From the New York Times obituary:

Film industry executives credit Dr. Dolby with developing sophisticated technologies that enabled directors like Steven Spielberg to endow sound with the same emotional intensity as pictures. “In ‘Close Encounters of the Third Kind,’ the sound of the spaceship knocked the audience on its rear with the emotional content,” said Sidney Ganis, a film producer who is a former president of Paramount Pictures and a former president of the American Academy of Motion Picture Arts and Sciences. “That was created by the director, but provided by the technology that Ray Dolby invented.”


Over the course of Dr. Dolby’s career, the Dolby name became synonymous with high fidelity. For his pioneering contributions to audio engineering, Dr. Dolby received an Oscar, several Emmy Awards and a Grammy. He was also awarded the National Medal of Technology and Innovation by President Clinton and was appointed a Member of the Most Excellent Order of the British Empire by Queen Elizabeth II.

Trained in engineering and physics, Dr. Dolby started Dolby Laboratories in London in 1965 and soon after introduced technology that produced cleaner, crisper sound by electronically reducing the hiss generated by analog tape recording.

Decca Records was the first customer to buy the Dolby System.

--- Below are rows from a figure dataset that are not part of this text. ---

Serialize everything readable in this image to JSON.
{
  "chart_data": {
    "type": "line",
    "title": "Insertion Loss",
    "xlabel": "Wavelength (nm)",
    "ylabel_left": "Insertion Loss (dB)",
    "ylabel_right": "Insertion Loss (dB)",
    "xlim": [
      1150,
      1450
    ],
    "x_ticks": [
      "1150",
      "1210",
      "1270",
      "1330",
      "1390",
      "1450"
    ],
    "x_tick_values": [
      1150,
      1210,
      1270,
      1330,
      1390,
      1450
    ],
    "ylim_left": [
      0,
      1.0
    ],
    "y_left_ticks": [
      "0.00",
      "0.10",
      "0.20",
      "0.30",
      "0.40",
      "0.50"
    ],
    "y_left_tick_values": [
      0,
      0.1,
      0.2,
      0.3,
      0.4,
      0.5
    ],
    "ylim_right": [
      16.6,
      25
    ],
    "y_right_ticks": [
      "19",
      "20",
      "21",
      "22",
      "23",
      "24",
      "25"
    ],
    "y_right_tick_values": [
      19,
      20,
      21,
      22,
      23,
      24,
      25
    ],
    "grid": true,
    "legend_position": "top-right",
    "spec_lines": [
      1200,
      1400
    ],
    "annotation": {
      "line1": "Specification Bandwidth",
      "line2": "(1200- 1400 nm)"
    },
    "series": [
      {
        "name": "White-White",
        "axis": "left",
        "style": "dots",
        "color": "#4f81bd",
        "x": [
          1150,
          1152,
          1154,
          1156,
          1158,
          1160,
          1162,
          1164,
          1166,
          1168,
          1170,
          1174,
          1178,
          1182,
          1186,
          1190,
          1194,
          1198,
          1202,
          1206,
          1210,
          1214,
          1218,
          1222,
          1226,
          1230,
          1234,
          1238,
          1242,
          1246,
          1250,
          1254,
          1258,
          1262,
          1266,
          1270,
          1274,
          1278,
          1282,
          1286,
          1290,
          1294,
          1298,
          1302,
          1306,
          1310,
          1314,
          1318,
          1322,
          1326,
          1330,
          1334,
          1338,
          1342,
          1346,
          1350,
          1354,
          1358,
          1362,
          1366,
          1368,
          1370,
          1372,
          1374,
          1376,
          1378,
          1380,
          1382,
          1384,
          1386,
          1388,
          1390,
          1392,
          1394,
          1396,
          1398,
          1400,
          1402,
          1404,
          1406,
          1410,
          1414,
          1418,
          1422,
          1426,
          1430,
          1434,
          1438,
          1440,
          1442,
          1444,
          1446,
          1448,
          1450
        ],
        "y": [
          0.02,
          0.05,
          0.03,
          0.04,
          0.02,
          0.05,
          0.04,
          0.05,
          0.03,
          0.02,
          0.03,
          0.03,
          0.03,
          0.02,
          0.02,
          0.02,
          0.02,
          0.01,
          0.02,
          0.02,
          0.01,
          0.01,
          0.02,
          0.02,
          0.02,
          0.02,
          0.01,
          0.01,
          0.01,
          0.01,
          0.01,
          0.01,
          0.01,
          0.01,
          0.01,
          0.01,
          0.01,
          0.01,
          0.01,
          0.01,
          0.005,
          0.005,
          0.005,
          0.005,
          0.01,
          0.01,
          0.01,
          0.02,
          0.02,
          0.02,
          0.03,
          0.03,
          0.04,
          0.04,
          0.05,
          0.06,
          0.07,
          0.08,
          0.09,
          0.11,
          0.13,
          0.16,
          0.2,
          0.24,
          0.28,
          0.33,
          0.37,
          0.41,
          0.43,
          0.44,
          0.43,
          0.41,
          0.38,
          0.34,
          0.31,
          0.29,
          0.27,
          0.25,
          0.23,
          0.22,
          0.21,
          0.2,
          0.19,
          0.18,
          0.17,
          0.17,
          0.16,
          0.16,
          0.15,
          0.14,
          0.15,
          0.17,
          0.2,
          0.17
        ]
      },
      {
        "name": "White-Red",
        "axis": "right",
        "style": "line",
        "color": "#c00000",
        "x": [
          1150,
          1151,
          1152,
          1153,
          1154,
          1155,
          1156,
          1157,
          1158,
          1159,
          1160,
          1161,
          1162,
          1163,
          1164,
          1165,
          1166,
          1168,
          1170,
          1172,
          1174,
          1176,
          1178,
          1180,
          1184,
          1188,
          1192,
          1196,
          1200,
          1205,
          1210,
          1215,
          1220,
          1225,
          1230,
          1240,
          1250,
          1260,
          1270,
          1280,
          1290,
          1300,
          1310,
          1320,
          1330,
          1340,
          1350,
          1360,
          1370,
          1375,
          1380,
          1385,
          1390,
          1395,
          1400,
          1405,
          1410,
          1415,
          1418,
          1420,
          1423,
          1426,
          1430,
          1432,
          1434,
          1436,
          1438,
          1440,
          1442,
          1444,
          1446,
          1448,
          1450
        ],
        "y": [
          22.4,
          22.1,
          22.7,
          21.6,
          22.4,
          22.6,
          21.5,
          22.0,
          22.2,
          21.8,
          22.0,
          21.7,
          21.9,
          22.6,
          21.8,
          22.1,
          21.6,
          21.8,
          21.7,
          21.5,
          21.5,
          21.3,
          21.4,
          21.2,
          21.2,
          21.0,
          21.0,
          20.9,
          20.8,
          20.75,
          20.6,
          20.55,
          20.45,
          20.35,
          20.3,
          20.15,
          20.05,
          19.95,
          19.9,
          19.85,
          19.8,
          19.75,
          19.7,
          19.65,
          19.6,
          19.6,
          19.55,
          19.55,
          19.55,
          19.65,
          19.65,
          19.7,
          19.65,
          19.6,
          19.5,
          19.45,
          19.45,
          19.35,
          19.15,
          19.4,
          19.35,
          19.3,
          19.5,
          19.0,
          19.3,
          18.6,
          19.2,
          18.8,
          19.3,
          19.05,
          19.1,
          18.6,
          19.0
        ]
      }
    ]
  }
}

The noise-reduction technology quickly became a staple of major record labels.

By the 1970s, film studios began adopting the system as well. It was first used in 1971 in “A Clockwork Orange.” In the 1980s, the company introduced its digital surround sound technology into home entertainment.

He worked at Ampex, a Bay Area maker of tape recorders, while earning a degree at Stanford and later got a doctorate in physics at Cambridge.